‘Solar storm as a hurricane on the ocean: apart from the Northern Lights we notice little’

The Earth is experiencing one of the strongest solar storms in more than twenty years this weekend. That storm creates a spectacular display of colors in the sky in the Netherlands, but also in other countries. Experts call it striking, but apart from the Northern Lights we will probably not notice much of it in the coming days.

Astronomer Lucas Ellerbroek speaks of a special storm and “fairly high solar activity”. This phenomenon awaits us more often in the coming year, he thinks, but we don’t have to worry. “The spectacle takes place in the polar lights,” says Ellerbroek. “Other than that, people hardly notice it.”

“Spectacular”, is how Esther Hanko describes last night’s northern lights. She is involved with the Anton Pannekoek Institute for Astronomy at the University of Amsterdam. Last night she only slept three hours, the rest of the time the amateur astronomer admired the northern lights.

“You can often take beautiful pictures of it in the Netherlands, but it is not easy to see with the naked eye. This was unmistakable and almost unbelievable. It didn’t seem real. It really is a big solar storm.”

Satellites of Musk

According to the U.S. Bureau of Meteorology and Oceanography, the solar storm could affect GPS, power grids, spacecraft, satellite navigation and other technologies. Starlink, the satellite division of Elon Musk’s SpaceX, warns of “deteriorating service” as a result of the solar storm.

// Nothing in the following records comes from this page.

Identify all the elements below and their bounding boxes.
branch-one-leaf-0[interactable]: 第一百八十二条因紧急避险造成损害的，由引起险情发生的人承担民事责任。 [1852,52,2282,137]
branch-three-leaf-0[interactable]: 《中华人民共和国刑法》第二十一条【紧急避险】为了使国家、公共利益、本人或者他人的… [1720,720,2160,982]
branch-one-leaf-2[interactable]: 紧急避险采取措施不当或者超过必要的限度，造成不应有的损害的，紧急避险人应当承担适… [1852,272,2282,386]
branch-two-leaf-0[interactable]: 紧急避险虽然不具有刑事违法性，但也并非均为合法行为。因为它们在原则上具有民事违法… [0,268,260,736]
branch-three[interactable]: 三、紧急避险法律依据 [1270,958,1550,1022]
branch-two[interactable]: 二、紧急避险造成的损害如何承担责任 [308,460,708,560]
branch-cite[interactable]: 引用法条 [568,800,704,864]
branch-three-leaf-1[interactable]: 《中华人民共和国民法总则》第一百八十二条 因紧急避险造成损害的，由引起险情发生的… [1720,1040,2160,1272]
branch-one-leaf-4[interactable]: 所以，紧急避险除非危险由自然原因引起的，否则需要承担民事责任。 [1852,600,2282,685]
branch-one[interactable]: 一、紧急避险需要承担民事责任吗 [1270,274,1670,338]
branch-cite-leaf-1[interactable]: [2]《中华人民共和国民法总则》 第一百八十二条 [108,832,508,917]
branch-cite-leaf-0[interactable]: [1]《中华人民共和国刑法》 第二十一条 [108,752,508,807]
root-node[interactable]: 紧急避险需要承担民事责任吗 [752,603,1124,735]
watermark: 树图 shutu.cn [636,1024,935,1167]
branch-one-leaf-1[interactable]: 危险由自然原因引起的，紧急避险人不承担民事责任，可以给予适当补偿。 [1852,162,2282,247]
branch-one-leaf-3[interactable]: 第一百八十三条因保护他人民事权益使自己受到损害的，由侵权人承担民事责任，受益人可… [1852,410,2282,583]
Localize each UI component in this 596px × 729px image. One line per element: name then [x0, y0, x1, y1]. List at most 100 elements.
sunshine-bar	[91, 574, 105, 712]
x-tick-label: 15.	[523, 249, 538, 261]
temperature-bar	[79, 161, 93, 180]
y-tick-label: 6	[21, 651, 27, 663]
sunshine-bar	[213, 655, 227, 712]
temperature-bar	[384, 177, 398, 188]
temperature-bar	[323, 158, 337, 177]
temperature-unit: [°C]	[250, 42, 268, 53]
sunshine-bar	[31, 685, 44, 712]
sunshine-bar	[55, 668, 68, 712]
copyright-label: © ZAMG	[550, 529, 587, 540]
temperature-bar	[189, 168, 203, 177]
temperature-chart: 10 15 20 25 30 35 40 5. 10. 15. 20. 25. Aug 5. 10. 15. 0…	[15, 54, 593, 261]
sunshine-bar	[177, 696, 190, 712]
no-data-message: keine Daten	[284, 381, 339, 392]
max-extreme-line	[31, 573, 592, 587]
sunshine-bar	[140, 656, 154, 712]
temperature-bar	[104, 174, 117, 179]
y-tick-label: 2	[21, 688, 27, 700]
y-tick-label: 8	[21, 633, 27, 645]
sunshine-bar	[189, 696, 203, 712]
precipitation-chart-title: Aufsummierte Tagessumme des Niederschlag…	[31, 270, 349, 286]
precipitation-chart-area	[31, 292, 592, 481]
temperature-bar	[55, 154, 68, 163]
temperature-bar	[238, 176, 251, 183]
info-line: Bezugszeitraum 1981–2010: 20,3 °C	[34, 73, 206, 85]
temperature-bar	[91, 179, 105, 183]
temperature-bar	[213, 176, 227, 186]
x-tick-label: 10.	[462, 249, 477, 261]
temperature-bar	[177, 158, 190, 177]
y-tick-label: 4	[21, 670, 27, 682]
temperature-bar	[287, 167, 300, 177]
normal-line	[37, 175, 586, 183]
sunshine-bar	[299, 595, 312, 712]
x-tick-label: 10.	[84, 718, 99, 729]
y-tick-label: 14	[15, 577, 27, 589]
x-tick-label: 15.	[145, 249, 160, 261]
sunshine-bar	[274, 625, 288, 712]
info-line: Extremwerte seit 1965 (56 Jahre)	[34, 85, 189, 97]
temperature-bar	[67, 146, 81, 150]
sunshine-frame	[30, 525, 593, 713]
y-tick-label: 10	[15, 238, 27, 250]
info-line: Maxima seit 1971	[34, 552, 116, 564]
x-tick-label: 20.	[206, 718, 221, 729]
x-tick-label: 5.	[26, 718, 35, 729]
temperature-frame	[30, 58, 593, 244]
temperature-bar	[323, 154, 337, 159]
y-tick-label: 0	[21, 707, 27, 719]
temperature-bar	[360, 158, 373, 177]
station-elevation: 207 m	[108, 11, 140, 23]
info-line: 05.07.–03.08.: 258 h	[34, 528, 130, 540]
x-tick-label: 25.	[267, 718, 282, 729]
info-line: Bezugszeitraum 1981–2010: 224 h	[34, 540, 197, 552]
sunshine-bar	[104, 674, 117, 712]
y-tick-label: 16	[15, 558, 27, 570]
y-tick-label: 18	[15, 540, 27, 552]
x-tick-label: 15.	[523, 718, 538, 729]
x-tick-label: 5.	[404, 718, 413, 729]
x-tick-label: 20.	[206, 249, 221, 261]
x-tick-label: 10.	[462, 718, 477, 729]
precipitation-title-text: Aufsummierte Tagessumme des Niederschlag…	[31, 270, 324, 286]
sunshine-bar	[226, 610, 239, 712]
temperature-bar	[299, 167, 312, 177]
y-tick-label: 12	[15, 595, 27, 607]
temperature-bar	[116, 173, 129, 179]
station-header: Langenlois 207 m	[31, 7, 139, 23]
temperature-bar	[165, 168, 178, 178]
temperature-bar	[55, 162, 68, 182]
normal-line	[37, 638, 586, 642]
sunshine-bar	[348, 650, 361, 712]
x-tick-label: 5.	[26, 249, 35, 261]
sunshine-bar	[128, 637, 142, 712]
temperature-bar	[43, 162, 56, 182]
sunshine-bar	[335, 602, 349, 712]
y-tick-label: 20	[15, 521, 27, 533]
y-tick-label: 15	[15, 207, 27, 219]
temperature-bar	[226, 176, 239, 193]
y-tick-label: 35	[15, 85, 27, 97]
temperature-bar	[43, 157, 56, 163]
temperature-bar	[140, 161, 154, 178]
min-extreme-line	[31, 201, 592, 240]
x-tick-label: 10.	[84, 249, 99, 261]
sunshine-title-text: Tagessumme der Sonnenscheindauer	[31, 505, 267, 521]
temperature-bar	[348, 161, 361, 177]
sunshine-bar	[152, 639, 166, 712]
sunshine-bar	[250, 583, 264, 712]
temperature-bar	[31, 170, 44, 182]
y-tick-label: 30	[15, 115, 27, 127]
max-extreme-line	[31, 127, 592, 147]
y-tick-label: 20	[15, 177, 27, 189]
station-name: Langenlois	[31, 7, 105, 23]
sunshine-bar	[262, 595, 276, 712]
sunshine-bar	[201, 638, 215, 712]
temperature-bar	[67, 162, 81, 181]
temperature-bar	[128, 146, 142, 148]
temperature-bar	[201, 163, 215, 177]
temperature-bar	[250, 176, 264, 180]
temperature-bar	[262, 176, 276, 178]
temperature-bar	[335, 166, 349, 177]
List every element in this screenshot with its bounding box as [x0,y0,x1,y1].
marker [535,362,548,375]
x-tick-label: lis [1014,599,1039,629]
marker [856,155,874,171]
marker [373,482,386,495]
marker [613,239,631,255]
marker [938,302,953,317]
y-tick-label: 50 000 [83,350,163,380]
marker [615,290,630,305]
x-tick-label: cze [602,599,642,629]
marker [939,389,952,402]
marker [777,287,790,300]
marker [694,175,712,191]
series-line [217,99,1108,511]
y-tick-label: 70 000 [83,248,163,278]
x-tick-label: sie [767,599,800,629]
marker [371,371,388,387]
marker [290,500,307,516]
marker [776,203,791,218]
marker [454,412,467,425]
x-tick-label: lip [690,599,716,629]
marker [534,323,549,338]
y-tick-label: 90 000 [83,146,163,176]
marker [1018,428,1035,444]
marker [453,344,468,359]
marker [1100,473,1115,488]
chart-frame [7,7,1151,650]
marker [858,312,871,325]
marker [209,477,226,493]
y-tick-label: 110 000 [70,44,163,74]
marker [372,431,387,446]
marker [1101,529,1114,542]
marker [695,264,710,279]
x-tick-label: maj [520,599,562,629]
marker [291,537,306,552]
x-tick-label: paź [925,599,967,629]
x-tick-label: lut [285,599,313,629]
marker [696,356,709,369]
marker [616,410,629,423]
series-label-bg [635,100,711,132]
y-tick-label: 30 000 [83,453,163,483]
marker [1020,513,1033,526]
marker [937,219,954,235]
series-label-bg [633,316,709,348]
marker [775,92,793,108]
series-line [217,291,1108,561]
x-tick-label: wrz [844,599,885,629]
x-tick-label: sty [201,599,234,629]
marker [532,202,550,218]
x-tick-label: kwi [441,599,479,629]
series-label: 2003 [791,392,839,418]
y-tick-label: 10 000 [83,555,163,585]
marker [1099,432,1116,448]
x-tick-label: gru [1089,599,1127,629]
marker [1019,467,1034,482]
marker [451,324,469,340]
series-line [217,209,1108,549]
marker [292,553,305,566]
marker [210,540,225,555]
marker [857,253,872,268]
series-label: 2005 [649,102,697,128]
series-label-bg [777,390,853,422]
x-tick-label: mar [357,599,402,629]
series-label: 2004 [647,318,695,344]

Starlink owns about 60 percent of the approximately 7,500 satellites orbiting the Earth. Earlier today, Musk reported that those satellites are under great pressure, but have held up so far.

Really major disruptions will not occur, Ellerbroek and Hanko think. In the nineteenth century, solar storms did lead to power outages, Hanko knows. But in a world where we cannot do without electricity, she believes that enough measures have been taken to deal with any disruptions.

Everywhere in the Netherlands the Northern Lights produced beautiful pictures:

Ellerbroek says that nowadays there is more equipment that is sensitive to malfunctions, but that there are also plenty of backup options. “If a power network goes down, there is often a backup.” Satellites have less protection. “They are more vulnerable than, for example, the power grids on earth.”

Astronomer Niek de Kort was previously also sober about the possible consequences for the networks, because they are “well secured and built to withstand it”. Most satellites are protected by the Earth’s magnetic field, he explains. “And if it does happen, the outage will be short. Think of it like a computer that freezes: you turn it off and on, and it works again.”

A ‘solar maximum’

Solar storms actually happen all the time, but now they are in the news more often. This is because the solar activity is at the end of a cycle. Such a cycle lasts on average more than eleven years. At the end of it, more solar storms occur. The Northern Lights were also clearly visible in March. This also applied in mid-April, above the Wadden and some places in Drenthe.

“We are approaching the so-called ‘solar maximum’,” says meteorologist Wouter van Bernebeek of Weerplaza. During that period, most sunspots occur on the solar surface. And without a sunspot you don’t have a storm. A sunspot is a cooler spot on the sun.

A solar flare is created from such a sunspot, as astronomer at Leiden University Simon Portegies Zwart once explained. “The poles are connected to each other by magnetic field lines. Magnetically charged particles follow those lines. Gas – the solar wind – comes from the sun and if the pressure becomes too strong, those magnetic lines break.”

Mass of the Sun

That is the moment when a huge amount of energy is released in a huge explosion: a solar flare. Then not only radiation comes from the sun, but also electrically charged particles, Ellerbroek explains. “These particles are heavier than light particles. They are continuously emitted by the sun, but during a solar storm this happens intensely. It is actually just like a hurricane on the ocean. Mass is thrown from the sun into space. Some of it comes our way.”

Due to the Earth’s magnetic field, these charged particles do not immediately reach Earth, but they deflect, as it were, towards the north and south poles, says Hanko. “If the solar storm is strong enough and the magnetic field is favorable, it can cause the particles to react with particles in our atmosphere, which can produce colorful pictures in the sky.”